Simvastatin reduced production and liberation of various cytokines in animal models of ALI, sepsis and asthma as well as in humans following LPS-inhalation [9, 11, 12, 3740]. In the current study, VILI-associated pulmonary production of IL-1β, MIP-1α and IL-12p40 was reduced by simvastatin treatment. Thus, alteration of chemotaxis may have been contributing to the limitation of PMN and Gr-1high monocyte influx into the lungs in this study. Particularly IL-1β may be a key mediator in VILI, as IL-1β blockade as well as IL-1β deficiency resulted in reduced pulmonary PMN recruitment and hyperpermeability in animal models of VILI [41]. Therefore, dampening of pulmonary IL-1β production by simvastatin may have been adding to the observed attenuation of microvascular leakage, pulmonary leukocyte recruitment and endothelial cell injury.

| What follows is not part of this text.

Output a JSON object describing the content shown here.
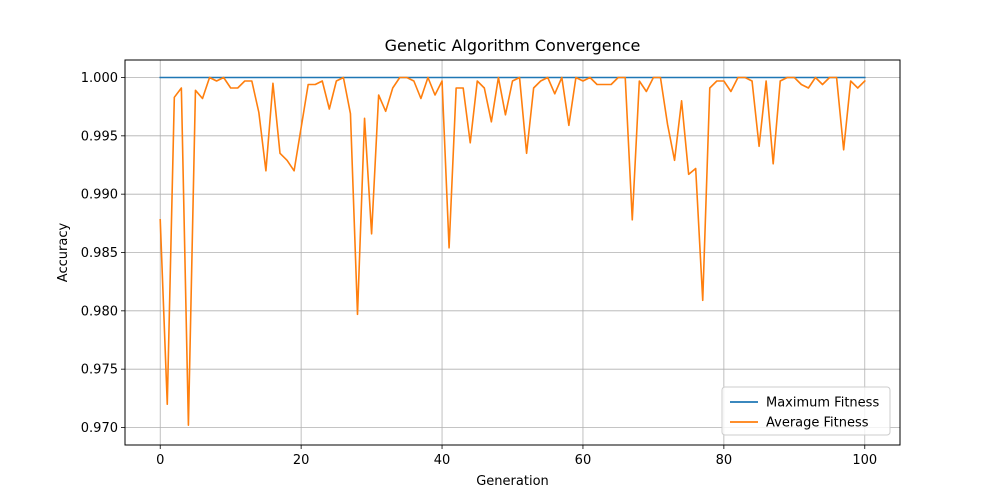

Although increasing evidence derived from experimental and observational studies suggests beneficial effects of simvastatin in ALI as well as in pneumonia [811, 14, 16, 42], a retrospective study analyzing an ALI patient cohort did not find an outcome improvement by conventional statin treatment [43]. Of note, statin doses of 5 mg/kg/d did not improve experimental ALI [8], whereas higher doses of 10 to 20 mg/kg/d evoked protective effects. Further, previous studies suggested a delay of at least 6 h for the development of barrier-protective effects by simvastatin [24, 25]. Thus, mice were pretreated with 20 mg/kg/d simvastatin commencing 24 h before the onset of ventilation in the current study. Although mandatory for this experimental approach, simvastatin pre-treatment does not match the clinical scenario. However, animal studies are limited to hours while ARDS patients often are ventilated for days or even weeks. Taking this long time course in account we believe that simvastatin may deliver its beneficial effects over time when it is given with the initation of MV. Notably, an upcoming randomized controlled NHLBI sponsored trial is going to investigate statin therapy in ALI (NCT00979121). As patients included in this trial will presumably receive respirator therapy, the effects of statins on VILI observed in the current experimental study may possibly contribute to the outcome of the treatment arm.


This study shows, for the first time, that high-dose simvastatin markedly reduced VILI-associated microvascular leakage and improved pulmonary gas exchange in mechanically ventilated mice. Simvastatin prevented recruitment of PMN and Gr-1high monocytes to the lung, limited pulmonary cytokine production and attenuated endothelial injury in VILI. The data suggest that high-dose simvastatin offers a promising perspective to prevent VILI in addition to lung protective ventilation.

Key messages

  • Simvastatin improved microvascular leakage and improved oxygenation in VILI.

  • Simvastatin limited pulmonary hyperinflammation in VILI.

  • Simvastatin protected against VILI induced pulmonary endothelial injury.

  • Simvastatin offers a promising perspective to limit VILI in addition to lung protective ventilation.